The 20-period EMA is particularly popular in day trading. And since the forex market makes day trading in small amounts easier, this MA is most commonly used by forex traders. In this analysis, a 20-period EMA is plotted on a 5-minute chart or a 15-minute chart to study the uptrend or downtrend over shorter durations within a day. This makes buying and selling decisions much easier in day trading.
There are also other day trading MAs like the 5-period EMA or a 200-period EMA. But longer durations can lag too much, not allowing day traders to be agile, while shorter ones behave almost like the price itself, not helping the analysis. So the 20-period is an intermediate choice.
The 5 EMA is useful for deciding when to enter and exit a trade. It is the closest average to the stock's actual price as it is both short-term and exponential. It is quite sensitive to price fluctuations and may not perform very well as a standalone indicator. But when used with another Moving Average such as a 50 SMA or a 100 SMA, it can show crossovers quite accurately and act as a powerful tool to help decide entry and exit timings.

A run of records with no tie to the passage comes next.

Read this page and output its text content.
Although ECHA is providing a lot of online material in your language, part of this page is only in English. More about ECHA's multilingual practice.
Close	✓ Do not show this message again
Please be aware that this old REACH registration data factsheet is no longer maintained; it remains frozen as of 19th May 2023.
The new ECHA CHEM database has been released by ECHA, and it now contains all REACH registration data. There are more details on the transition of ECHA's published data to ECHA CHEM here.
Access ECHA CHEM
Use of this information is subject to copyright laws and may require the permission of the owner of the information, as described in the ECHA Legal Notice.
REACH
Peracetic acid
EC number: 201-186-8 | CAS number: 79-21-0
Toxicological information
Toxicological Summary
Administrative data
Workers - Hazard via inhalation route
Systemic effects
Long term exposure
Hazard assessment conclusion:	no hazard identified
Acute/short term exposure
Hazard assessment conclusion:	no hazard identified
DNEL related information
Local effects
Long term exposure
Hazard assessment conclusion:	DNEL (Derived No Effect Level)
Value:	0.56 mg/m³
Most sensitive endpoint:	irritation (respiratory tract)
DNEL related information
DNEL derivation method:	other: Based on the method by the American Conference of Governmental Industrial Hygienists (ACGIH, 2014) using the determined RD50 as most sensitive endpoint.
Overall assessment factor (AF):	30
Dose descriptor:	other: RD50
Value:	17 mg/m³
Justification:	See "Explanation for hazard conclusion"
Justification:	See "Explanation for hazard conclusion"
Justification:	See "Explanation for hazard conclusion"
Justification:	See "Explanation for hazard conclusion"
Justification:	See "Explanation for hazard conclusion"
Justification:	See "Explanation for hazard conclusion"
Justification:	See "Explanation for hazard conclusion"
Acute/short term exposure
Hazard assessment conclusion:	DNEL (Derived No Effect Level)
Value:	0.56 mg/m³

This is also a short-term exponential MA and is thus considered to be a fast-moving average. It is generally used to define the direction of a short-term trend. It is mainly used by traders who need to track momentum-price crossovers. Like the 5 EMA, the 10 EMA can also reflect bigger trends when paired with other Moving Averages to show price crossovers. The 10 EMA is also used for determining stop-loss levels in short-term trading.
This Moving Average is relatively longer than the previous two. It is used in both short and intermediate-term trading. It works well as an independent indicator as well, showing price crossovers to determine trends. It can, however, be used with other Moving Averages such as the long-term SMAs. The 21 EMA filters out most of the market's noise and can be a great trading tool for deciding stop losses. It helps traders remain on the right side of the market.
Among all the Mas listed, the 50 SMA is the first trading tool for support and resistance. It can act as a support line for an uptrend and as a resistance line for a downtrend. It is also used along with the 5 EMA or the 10 EMA to confirm upward or downward momentum. Say if the price crosses above both the 5 EMA and the 50 SMA, it can be predicted to continue this upward trend for long. The 50/200 SMA crossover is also one of the most important long-term trend indicators used by traders.
This is a slow-moving average and can act as a support and resistance line between 50 and 200 SMA. For instance, if the price crosses the 50 SMA, then the following support line to look for is the 100 SMA. The 100 SMA is used both in long-term trading and in short-term trading with crossovers. It is also an important indicator to decide on trading pullbacks.
This is the longest duration that traders generally use and is the last level of support or resistance. It can be a useful indicator for deciding entry and exit timings in long-term trading. The 50/200 SMA crossover is considered the Golden Cross if it is bullish and the Death Cross if it is bearish. When a price reaches or crosses the 200 SMA, it is a clear indicator that the trends will change. The 200 SMA is, thus, used and highly respected by institutional traders.
For anyone who is even remotely interested in forex trading, knowing and understanding Moving Averages is a must. This is an essential tool that traders can use to make investment decisions, and only when you have complete knowledge of it will you be able to use it to your best advantage. Using the Moving Average indicator on your MT4 platform to help with decision-making can take your trading game through the roof.